Alonso Zaragoza, a lifelong resident of the neighborhood and a community leader, said his group, Belmont-Cragin United, has overseen the production of at least 430 handmade face masks. Zaragoza is also handing out hand sanitizer to residents in need.
“We’re trying to provide them with some resources that we’re not getting from the city and we’re definitely not getting from the federal government,” he said.
Zaragoza is helping his neighbors as the pandemic starts to hit home.
“One of my neighbors, his grandpa passed away. We had another person on the block pass away, too. We’ve got a lot of people who are infected. We’ve done a couple GoFundMes but we can’t keep doing that,” he said.
Reboyras said he, too, has distributed masks. Just recently, he gave a box of 2,000 masks to a nursing home in Belmont Cragin currently seeing an “explosion” of coronavirus cases and deaths.
As of May 8, Central Nursing Home at 2450 N. Central Ave. had seen 80 confirmed cases and 14 deaths linked to COVID-19, according to the Illinois Department of Public Health.

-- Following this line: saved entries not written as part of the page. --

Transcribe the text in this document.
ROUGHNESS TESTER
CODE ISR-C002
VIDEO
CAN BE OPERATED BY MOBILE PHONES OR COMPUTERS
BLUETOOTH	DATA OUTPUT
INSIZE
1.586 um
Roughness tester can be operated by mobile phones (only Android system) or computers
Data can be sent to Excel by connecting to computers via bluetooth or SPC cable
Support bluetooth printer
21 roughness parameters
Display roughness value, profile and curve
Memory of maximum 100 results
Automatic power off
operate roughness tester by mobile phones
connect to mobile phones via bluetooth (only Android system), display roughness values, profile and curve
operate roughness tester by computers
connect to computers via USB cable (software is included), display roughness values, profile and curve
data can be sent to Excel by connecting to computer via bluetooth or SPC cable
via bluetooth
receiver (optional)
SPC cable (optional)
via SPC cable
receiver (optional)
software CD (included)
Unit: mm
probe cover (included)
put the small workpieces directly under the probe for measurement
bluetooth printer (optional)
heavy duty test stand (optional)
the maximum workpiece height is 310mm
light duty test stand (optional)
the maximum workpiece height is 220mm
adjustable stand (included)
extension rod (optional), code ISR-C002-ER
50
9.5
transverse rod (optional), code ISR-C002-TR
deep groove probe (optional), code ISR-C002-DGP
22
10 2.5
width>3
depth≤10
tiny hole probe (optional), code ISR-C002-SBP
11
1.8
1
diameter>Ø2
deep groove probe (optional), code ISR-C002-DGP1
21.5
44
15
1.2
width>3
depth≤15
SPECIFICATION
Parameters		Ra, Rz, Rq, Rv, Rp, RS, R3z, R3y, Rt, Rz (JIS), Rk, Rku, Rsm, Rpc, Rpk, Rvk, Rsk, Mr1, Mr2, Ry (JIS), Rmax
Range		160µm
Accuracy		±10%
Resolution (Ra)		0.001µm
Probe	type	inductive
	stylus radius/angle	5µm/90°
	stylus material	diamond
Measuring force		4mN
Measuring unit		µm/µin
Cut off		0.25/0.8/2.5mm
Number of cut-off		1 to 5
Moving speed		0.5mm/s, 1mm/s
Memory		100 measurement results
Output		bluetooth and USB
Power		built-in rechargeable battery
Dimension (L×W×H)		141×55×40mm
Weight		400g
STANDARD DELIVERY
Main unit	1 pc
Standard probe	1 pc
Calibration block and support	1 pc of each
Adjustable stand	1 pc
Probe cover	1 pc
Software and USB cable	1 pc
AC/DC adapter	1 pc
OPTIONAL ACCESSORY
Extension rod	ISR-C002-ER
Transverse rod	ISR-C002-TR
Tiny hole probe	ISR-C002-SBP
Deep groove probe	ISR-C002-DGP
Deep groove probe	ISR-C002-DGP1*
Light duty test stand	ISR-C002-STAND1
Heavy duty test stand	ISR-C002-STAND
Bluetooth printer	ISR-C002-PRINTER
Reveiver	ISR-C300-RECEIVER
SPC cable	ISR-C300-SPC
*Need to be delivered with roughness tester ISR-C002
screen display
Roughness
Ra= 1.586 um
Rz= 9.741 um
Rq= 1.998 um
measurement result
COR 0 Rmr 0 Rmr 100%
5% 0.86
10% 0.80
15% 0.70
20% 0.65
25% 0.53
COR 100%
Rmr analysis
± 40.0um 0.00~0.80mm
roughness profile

Reboyras said the director of Central Nursing Home told him they don’t have enough masks, gloves and other protective supplies, which is what prompted him to donate. He said the nursing home director is “doing as much as he can” to keep residents and staffers safe under difficult circumstances.
Central Nursing Home administrators didn’t return messages seeking comment.
Unlike Villegas, Reboyras said his ward office hasn’t been fielding many calls from struggling residents in recent weeks. He said he has received many calls, however, about the west suburban pastor who violated the stay at home order and held in-person services at a Belmont Cragin church this weekend.
“We’re getting beat up for that one,” Reboyras said.
Joe Wyrostek held two services Sunday at Metro Praise International, 5405 W. Diversey Ave., despite the stay at home order that bans large gatherings. More than 100 congregants attended the two services, and most of the church-goers do not live in the neighborhood.
More broadly, Reboyras said the city needs to do a better job of educating people in Belmont Cragin about the virus and the stay at home order, and it needs to particularly reach out to Spanish-speaking residents.
Reboyras said Lightfoot’s Spanish-language town hall Wednesday was a step in the right direction.
“I’m almost certain that it was done because of what my colleagues and I have been speaking about in the last few weeks,” he said.
Rudyk, the executive director for the Northwest Side Housing Center, said it’s become clear a “one size fits all” approach to battling coronavirus isn’t working.
He said his organization has been asking grocery stores in Belmont Cragin to distribute information related to the pandemic because the traditional news media is not reaching people who need that information.
Since the start of the pandemic, Northwest Side Housing Center has helped hundreds of Belmont Cragin residents stay in their homes.
But “for a community of 80,000 residents and 20 percent are undocumented, hundreds is a drop in the bucket,” Rudyk said.
Community members seeking information on testing and other resources can find them here: Illinoisunidos.com.